Let ${\displaystyle {}I=[a,b]}$ be a bounded interval and let

${\displaystyle f\colon ]a,b[\longrightarrow \mathbb {R} }$
be a continuous function. Let ${\displaystyle {}{\left(x_{n}\right)}_{n\in \mathbb {N} }}$ be a decreasing sequence in ${\displaystyle {}I}$ with limit ${\displaystyle {}a}$ and let ${\displaystyle {}{\left(y_{n}\right)}_{n\in \mathbb {N} }}$ be an increasing sequence in ${\displaystyle {}I}$ with limit ${\displaystyle {}b}$. Assume that the improper integral ${\displaystyle {}\int _{a}^{b}f(t)\,dt}$ exists.
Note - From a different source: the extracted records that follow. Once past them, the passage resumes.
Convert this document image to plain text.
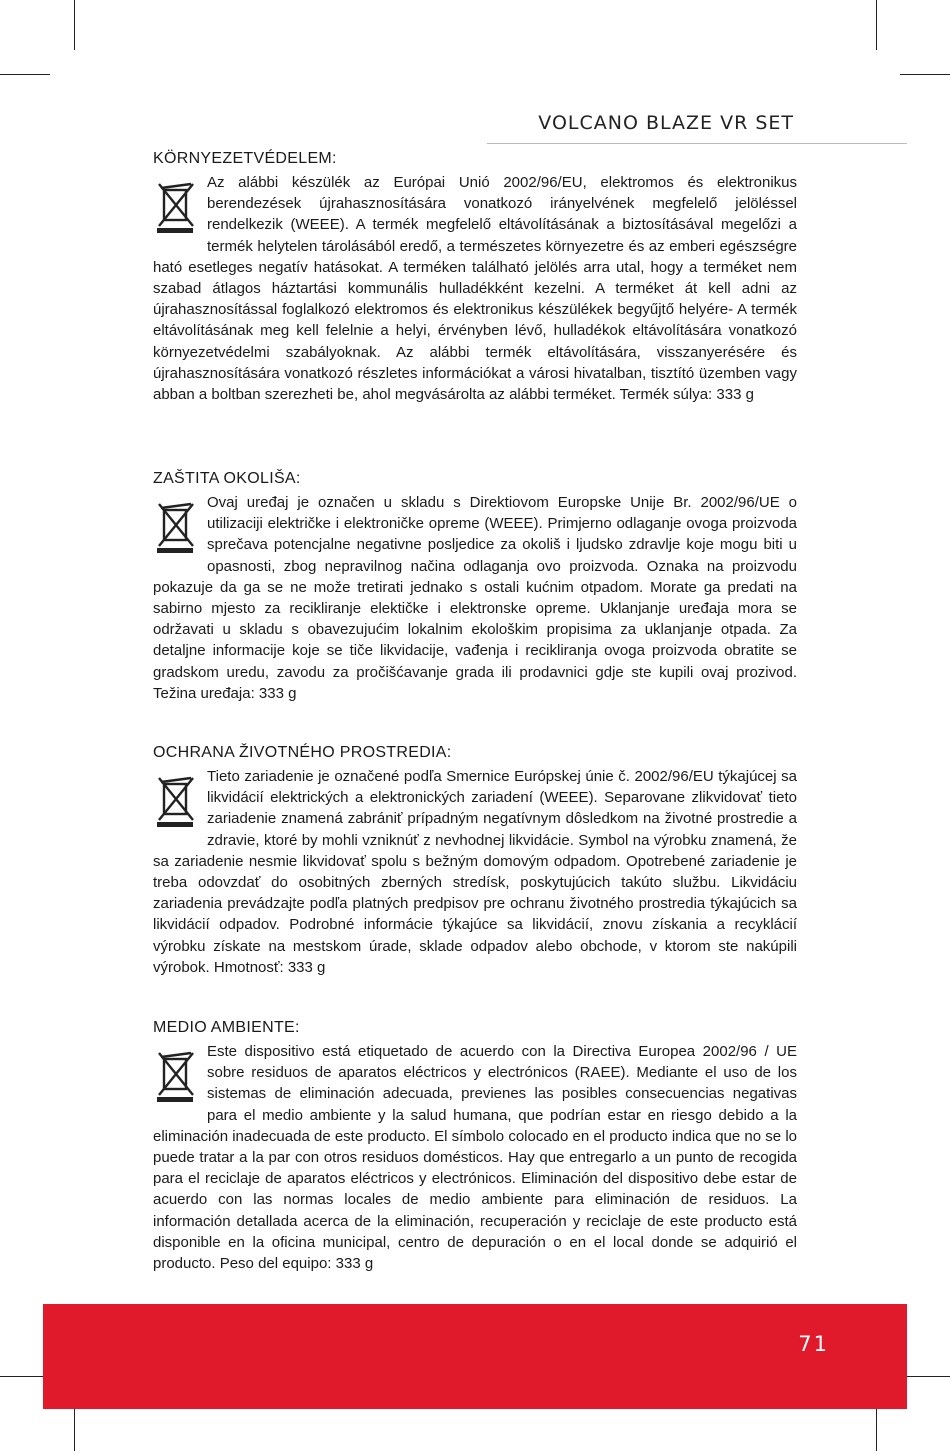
VOLCANO BLAZE VR SET
KÖRNYEZETVÉDELEM:

Az alábbi készülék az Európai Unió 2002/96/EU, elektromos és elektronikus berendezések újrahasznosítására vonatkozó irányelvének megfelelő jelöléssel rendelkezik (WEEE). A termék megfelelő eltávolításának a biztosításával megelőzi a termék helytelen tárolásából eredő, a természetes környezetre és az emberi egészségre ható esetleges negatív hatásokat. A terméken található jelölés arra utal, hogy a terméket nem szabad átlagos háztartási kommunális hulladékként kezelni. A terméket át kell adni az újrahasznosítással foglalkozó elektromos és elektronikus készülékek begyűjtő helyére- A termék eltávolításának meg kell felelnie a helyi, érvényben lévő, hulladékok eltávolítására vonatkozó környezetvédelmi szabályoknak. Az alábbi termék eltávolítására, visszanyerésére és újrahasznosítására vonatkozó részletes információkat a városi hivatalban, tisztító üzemben vagy abban a boltban szerezheti be, ahol megvásárolta az alábbi terméket. Termék súlya: 333 g

ZAŠTITA OKOLIŠA:

Ovaj uređaj je označen u skladu s Direktiovom Europske Unije Br. 2002/96/UE o utilizaciji električke i elektroničke opreme (WEEE). Primjerno odlaganje ovoga proizvoda sprečava potencjalne negativne posljedice za okoliš i ljudsko zdravlje koje mogu biti u opasnosti, zbog nepravilnog načina odlaganja ovo proizvoda. Oznaka na proizvodu pokazuje da ga se ne može tretirati jednako s ostali kućnim otpadom. Morate ga predati na sabirno mjesto za recikliranje elektičke i elektronske opreme. Uklanjanje uređaja mora se održavati u skladu s obavezujućim lokalnim ekološkim propisima za uklanjanje otpada. Za detaljne informacije koje se tiče likvidacije, vađenja i recikliranja ovoga proizvoda obratite se gradskom uredu, zavodu za pročišćavanje grada ili prodavnici gdje ste kupili ovaj prozivod. Težina uređaja: 333 g

OCHRANA ŽIVOTNÉHO PROSTREDIA:

Tieto zariadenie je označené podľa Smernice Európskej únie č. 2002/96/EU týkajúcej sa likvidácií elektrických a elektronických zariadení (WEEE). Separovane zlikvidovať tieto zariadenie znamená zabrániť prípadným negatívnym dôsledkom na životné prostredie a zdravie, ktoré by mohli vzniknúť z nevhodnej likvidácie. Symbol na výrobku znamená, že sa zariadenie nesmie likvidovať spolu s bežným domovým odpadom. Opotrebené zariadenie je treba odovzdať do osobitných zberných stredísk, poskytujúcich takúto službu. Likvidáciu zariadenia prevádzajte podľa platných predpisov pre ochranu životného prostredia týkajúcich sa likvidácií odpadov. Podrobné informácie týkajúce sa likvidácií, znovu získania a recyklácií výrobku získate na mestskom úrade, sklade odpadov alebo obchode, v ktorom ste nakúpili výrobok. Hmotnosť: 333 g

MEDIO AMBIENTE:

Este dispositivo está etiquetado de acuerdo con la Directiva Europea 2002/96 / UE sobre residuos de aparatos eléctricos y electrónicos (RAEE). Mediante el uso de los sistemas de eliminación adecuada, previenes las posibles consecuencias negativas para el medio ambiente y la salud humana, que podrían estar en riesgo debido a la eliminación inadecuada de este producto. El símbolo colocado en el producto indica que no se lo puede tratar a la par con otros residuos domésticos. Hay que entregarlo a un punto de recogida para el reciclaje de aparatos eléctricos y electrónicos. Eliminación del dispositivo debe estar de acuerdo con las normas locales de medio ambiente para eliminación de residuos. La información detallada acerca de la eliminación, recuperación y reciclaje de este producto está disponible en la oficina municipal, centro de depuración o en el local donde se adquirió el producto. Peso del equipo: 333 g

71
Prove that the sequence
${\displaystyle w_{n}=\int _{x_{n}}^{y_{n}}f(t)\,dt}$

converges to this improper integral.

Hand-in-exercises

### Exercise (2 points)

Compute the energy that would be necessary to move the Earth, starting from the current position relative to the Sun, infinitely far away from the Sun.

### Exercise (3 points)

Decide whether the improper integral

${\displaystyle \int _{0}^{\infty }{\frac {1}{(x+1){\sqrt {x}}}}\,dx}$

exists and compute it in case of existence.

### Exercise (5 points)

Give an example of a not bounded, continuous function

${\displaystyle f\colon \mathbb {R} _{\geq 0}\longrightarrow \mathbb {R} _{\geq 0},}$

such that the improper integral ${\displaystyle {}\int _{0}^{\infty }f(t)\,dt}$ exists.

### Exercise (2 points)

Decide whether the improper integral

${\displaystyle \int _{-1}^{1}{\frac {1}{\sqrt {1-t^{2}}}}\,dt}$

exists and compute it in case of existence.

### Exercise (4 points)

Decide whether the improper integral

${\displaystyle \int _{1}^{\infty }{\frac {x^{3}-3x+5}{x^{4}+2x^{3}+5x+8}}\,dx}$

exists.

### Exercise (8 points)

Decide whether the improper integral

${\displaystyle \int _{0}^{\infty }{\frac {\sin x}{x}}\,dx}$

exists.

(Do not try to find an antiderivative for the integrand.)